Disclaimer: questo scritto non intende descrivere in alcun modo la realtà o offendere qualcuno, poichè i personaggi non mi appartengono.
Detto questo, buona lettura!
L


Sotto ai riflettori, a telecamere spente




Prologo: Applausi o pomodori? 
♫Sweet but psycho♫
Ava Max

 
L’ultima nota vibrò sul piatto, trillò nell’aria ed echeggiò tra le pareti, rimbalzando nella testa degli
spettatori.
Poi ci fu silenzio.
Era come se il tempo si fosse fermato, come se le persone non avessero compreso che la canzone era finita.

Una goccia di sudore percorse l’attaccatura dei capelli del cantante, per scivolare lungo il collo, sul pomo
d’Adamo e sparire sotto il colletto della camicia.
Aveva gli occhi chiusi, ed era anch’egli immobile, attendendo la reazione del pubblico col cuore in gola,
avendo paura che, quella volta, la sua musica non fosse piaciuta. Era terrorizzato dal fatto che forse aveva
sbagliato qualcosa: poteva aver mancato un accordo alla chitarra, non aver centrato una nota, la scaletta
non aveva stimolato l’entusiasmo del pubblico…
Nella sua mente si disegnarono centinaia di risvolti, per lo più apocalittici, che prevedevano anche dei
pomodori in faccia.

Le luci, finalmente, si riaccesero, e la folla, come risvegliatasi improvvisamente da uno strano torpore, iniziò
a battere le mani con fervore e acclamazione verso la figura sul palco, che ancora non aveva fatto un
movimento.

Al suono chiassoso ma quanto mai armonioso dell’applauso rilasciò l’aria trattenuta nei polmoni in un
sospiro soddisfatto, si sistemò un ciuffo anarchico di lunghi capelli ricci che gli aveva coperto un occhio,
fece un ultimo inchino e sorrise raggiante a tutte le persone che lo avevano ascoltato.

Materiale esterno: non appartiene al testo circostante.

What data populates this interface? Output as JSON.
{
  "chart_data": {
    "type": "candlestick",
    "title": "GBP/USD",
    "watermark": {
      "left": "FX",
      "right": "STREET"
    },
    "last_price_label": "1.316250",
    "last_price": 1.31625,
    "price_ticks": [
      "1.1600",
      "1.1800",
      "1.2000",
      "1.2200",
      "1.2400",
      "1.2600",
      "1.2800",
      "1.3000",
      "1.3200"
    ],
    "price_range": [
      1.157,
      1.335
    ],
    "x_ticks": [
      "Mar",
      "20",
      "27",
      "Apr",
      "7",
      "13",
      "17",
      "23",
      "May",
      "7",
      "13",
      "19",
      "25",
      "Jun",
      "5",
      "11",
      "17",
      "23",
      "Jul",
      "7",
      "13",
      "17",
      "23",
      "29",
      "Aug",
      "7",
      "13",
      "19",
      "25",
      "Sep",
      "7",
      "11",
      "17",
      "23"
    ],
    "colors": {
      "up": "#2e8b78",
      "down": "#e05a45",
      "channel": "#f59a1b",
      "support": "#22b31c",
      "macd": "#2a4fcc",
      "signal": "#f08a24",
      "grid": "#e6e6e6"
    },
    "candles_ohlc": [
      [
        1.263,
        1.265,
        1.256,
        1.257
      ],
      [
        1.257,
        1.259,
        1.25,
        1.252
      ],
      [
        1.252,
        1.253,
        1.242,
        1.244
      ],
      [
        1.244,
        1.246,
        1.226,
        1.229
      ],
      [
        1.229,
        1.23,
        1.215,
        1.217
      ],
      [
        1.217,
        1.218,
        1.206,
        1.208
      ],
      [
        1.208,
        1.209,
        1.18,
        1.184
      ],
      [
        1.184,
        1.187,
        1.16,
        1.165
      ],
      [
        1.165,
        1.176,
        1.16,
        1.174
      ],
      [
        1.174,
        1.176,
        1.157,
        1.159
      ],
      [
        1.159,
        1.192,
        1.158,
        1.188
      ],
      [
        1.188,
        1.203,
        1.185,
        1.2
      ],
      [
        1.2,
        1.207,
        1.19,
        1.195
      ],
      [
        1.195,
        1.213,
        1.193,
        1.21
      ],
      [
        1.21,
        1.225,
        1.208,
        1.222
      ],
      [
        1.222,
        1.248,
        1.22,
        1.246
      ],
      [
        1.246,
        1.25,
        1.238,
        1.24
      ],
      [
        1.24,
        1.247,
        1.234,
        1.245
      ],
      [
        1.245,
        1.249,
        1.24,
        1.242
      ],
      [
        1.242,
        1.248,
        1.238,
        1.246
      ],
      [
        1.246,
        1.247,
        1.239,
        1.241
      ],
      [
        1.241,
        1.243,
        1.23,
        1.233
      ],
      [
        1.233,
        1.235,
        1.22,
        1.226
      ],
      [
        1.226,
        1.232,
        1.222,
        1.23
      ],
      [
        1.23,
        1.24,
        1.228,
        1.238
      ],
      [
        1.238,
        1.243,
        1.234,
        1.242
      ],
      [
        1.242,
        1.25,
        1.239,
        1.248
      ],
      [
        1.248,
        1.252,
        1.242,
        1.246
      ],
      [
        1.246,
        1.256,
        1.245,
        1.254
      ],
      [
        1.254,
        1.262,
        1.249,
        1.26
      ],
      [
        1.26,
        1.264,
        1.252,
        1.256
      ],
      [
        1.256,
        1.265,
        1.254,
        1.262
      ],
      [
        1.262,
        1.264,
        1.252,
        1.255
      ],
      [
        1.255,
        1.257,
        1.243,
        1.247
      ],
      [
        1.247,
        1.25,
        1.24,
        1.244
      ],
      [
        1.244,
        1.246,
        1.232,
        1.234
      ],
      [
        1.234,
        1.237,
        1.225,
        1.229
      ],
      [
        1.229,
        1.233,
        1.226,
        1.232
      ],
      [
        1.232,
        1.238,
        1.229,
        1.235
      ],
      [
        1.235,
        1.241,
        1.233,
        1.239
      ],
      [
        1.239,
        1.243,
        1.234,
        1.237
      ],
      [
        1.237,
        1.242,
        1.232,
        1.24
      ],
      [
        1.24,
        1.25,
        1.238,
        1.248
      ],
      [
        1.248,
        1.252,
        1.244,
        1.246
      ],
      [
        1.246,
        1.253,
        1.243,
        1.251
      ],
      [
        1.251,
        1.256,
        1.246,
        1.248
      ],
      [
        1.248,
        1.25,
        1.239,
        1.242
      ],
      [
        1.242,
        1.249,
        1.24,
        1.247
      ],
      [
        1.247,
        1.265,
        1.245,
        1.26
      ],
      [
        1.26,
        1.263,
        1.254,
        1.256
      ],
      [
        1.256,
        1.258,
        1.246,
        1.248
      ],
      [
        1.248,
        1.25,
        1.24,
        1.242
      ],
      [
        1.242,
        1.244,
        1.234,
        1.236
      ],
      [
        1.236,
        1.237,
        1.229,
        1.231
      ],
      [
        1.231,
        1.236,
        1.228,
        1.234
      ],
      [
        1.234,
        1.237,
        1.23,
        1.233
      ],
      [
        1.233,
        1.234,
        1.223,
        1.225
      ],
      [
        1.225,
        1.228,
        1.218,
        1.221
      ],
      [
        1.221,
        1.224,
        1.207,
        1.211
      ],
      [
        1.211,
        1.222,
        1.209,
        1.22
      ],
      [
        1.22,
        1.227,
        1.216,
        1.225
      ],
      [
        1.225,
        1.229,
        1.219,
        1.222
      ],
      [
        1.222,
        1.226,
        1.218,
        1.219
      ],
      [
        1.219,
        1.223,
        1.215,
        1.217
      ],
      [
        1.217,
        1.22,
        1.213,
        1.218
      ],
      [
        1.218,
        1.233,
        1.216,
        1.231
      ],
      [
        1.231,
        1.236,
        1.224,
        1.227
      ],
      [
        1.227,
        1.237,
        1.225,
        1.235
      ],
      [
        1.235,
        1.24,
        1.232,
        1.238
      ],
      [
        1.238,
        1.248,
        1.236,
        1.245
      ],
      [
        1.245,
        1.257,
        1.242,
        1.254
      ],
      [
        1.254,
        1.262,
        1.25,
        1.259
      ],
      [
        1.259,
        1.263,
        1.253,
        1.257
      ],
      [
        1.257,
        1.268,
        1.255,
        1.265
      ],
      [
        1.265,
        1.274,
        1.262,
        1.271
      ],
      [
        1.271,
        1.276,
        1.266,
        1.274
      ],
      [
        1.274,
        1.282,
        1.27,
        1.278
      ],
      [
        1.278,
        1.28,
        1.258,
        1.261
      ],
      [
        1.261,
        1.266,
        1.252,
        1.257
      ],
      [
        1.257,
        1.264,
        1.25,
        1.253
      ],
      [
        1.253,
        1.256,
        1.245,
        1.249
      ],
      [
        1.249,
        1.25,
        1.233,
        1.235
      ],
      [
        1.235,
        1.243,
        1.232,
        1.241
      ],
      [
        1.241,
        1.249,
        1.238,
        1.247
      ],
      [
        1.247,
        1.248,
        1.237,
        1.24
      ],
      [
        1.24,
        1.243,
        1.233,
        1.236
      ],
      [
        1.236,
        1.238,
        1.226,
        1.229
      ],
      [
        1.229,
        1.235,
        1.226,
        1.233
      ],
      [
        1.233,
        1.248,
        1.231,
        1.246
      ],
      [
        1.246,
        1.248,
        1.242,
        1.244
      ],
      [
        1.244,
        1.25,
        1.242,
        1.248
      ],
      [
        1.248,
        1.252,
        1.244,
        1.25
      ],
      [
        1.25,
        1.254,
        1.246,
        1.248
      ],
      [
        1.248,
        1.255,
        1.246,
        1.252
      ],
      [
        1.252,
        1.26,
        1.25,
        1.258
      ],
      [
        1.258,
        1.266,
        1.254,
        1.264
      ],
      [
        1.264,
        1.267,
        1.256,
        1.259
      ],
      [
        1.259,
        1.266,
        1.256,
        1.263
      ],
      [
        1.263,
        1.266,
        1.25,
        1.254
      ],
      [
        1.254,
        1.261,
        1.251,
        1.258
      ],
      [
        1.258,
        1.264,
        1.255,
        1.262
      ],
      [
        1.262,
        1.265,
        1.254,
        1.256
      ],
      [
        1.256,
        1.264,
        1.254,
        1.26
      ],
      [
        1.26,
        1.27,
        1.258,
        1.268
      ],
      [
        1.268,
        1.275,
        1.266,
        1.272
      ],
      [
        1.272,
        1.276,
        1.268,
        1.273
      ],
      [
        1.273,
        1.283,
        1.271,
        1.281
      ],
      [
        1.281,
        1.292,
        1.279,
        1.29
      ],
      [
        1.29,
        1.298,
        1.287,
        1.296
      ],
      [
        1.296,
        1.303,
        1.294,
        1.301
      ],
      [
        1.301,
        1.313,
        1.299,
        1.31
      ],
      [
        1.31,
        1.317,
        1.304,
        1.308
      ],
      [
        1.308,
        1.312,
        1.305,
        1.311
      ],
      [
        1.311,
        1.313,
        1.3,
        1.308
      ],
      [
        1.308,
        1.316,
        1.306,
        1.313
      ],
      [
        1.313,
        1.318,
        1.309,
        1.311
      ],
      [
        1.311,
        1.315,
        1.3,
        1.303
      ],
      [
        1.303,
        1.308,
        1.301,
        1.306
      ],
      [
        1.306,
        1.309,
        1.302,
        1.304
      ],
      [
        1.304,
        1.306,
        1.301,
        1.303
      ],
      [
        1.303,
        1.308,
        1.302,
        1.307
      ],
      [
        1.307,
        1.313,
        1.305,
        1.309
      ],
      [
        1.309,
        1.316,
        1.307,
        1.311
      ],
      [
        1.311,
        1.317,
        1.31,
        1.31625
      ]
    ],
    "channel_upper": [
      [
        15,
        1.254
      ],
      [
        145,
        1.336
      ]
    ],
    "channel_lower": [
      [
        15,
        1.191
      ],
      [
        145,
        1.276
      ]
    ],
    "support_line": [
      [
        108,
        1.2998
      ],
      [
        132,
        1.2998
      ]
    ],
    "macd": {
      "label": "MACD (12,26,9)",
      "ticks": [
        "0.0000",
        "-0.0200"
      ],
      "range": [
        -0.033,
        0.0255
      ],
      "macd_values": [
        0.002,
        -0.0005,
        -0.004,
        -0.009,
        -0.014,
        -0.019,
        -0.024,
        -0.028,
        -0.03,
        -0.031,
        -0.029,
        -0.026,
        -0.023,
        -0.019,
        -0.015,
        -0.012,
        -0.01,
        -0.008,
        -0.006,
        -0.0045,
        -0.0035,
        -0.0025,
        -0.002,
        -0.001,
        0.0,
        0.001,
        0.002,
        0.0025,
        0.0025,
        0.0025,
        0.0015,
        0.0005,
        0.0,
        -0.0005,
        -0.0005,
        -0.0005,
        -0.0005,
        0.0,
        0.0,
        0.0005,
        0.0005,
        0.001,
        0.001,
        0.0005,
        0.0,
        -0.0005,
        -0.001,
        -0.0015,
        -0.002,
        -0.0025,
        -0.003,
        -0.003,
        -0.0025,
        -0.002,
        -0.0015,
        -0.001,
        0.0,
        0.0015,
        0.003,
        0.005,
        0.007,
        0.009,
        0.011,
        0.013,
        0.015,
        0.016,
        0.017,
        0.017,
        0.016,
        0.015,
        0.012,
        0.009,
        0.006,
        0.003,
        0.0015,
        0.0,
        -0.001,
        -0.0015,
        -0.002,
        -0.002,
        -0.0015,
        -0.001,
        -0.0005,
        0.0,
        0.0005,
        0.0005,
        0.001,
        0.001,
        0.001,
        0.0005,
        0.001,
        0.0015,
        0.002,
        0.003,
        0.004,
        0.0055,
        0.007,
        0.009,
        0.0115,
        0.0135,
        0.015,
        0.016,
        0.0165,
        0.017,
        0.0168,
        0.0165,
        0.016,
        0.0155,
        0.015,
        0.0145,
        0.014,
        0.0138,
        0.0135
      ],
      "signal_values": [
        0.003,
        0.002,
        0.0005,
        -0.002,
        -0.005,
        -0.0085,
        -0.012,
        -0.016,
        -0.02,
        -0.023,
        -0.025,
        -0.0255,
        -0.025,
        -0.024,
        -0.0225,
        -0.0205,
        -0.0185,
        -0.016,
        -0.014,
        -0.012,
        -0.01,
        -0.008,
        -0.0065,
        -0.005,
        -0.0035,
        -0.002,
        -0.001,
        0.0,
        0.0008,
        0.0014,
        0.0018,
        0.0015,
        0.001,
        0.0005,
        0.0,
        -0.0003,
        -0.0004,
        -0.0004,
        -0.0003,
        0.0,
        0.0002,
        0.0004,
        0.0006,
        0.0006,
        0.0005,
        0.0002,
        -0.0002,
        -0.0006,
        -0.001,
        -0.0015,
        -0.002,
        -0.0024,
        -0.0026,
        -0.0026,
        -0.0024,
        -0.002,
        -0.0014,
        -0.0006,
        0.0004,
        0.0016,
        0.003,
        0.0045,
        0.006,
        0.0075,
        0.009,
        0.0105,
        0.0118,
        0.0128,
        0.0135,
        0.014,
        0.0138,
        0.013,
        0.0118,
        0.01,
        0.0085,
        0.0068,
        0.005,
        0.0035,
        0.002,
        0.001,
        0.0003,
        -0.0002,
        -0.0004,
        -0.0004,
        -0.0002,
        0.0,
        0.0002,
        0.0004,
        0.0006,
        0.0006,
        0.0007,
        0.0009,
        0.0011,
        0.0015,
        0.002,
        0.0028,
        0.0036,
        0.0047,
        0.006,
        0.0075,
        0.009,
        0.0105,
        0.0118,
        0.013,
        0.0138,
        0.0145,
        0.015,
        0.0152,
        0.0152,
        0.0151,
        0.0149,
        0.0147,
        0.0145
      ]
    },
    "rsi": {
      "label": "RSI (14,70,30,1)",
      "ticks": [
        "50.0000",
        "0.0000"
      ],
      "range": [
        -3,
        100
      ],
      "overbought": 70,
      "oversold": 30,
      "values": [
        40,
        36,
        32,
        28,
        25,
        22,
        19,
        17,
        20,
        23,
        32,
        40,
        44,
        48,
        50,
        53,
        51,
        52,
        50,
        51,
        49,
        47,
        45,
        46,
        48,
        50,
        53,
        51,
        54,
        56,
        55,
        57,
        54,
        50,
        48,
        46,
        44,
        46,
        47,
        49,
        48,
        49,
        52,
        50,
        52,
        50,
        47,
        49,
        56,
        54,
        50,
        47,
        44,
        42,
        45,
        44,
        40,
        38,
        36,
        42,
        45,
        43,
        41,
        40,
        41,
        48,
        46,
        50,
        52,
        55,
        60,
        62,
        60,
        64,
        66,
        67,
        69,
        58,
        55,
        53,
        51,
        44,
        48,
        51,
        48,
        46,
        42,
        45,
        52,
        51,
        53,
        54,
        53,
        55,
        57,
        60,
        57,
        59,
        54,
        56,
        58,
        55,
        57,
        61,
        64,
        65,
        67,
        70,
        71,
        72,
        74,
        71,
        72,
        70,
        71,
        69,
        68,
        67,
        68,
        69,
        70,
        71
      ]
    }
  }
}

Scese la scaletta a lato del rialzo dove si era esibito, dopo l’ennesimo abbraccio con i componenti della
band, e sparì qualche minuto nel camerino per darsi una rinfrescata.
Intanto gli addetti avevano lavorato alacremente per togliere tutti gli strumenti e le sedie, in modo tale che
tutte le persone potevano muoversi e parlare tra loro più agilmente.
Ritornato nella sala notò che, appunto, la folla si era diradata e, molti, erano in prossimità del tavolo da
buffet, che aveva fatto allestire il suo staff, a godersi la compagnia delle chiacchiere frivole tra amici e della
bontà degli stuzzichini.

Strinse la mano a molti, da famosi produttori a semplici amici d’infanzia, e tutti si complimentarono con lui
per la magnifica serata.
Quello era stato l’ultimo concerto del lungo e stancante (ma appagante) tour che aveva fatto in giro per il
mondo. Aveva suonato in Giappone, luogo la cui cultura lo affascinava tantissimo. Si era esibito in Siria,
dove la guerra ancora spezzava vite e sogni, e lui aveva cercato di riaccendere una piccola fiammella di
speranza, oltre che aiutare economicamente devolvendo l’intero ricavato in favore dei bambini. Aveva fatto
una data anche alle Hawaii, su una spiaggia dorata, dove le persone avevano danzato al ritmo delle sue
canzoni e quello delle onde.

Aveva deciso di terminare questo bellissimo viaggio a Londra, a casa, con le persone che più gli stavano a
cuore, e amici di amici, come capita sempre alle feste più cool. E gli infiltrati, quelli che non sono stati
invitati ma trovano sempre il modo di entrare. In questo caso quest’ultima categoria era la meno sofferta
dal cantante.

Stava per dirigersi anch’egli verso le leccornie disposte sul tavolo a lato della sala, quando una mano forte si
posò sulla sua spalla, a fermare la sua avanzata, e una voce amica colpì le sue orecchie sovrastando tutti gli
altri rumori.
“Oh, Harry! Sei sempre fantastico, ma questa sera sei stato fenomenale…ineguagliabile…perfetto!”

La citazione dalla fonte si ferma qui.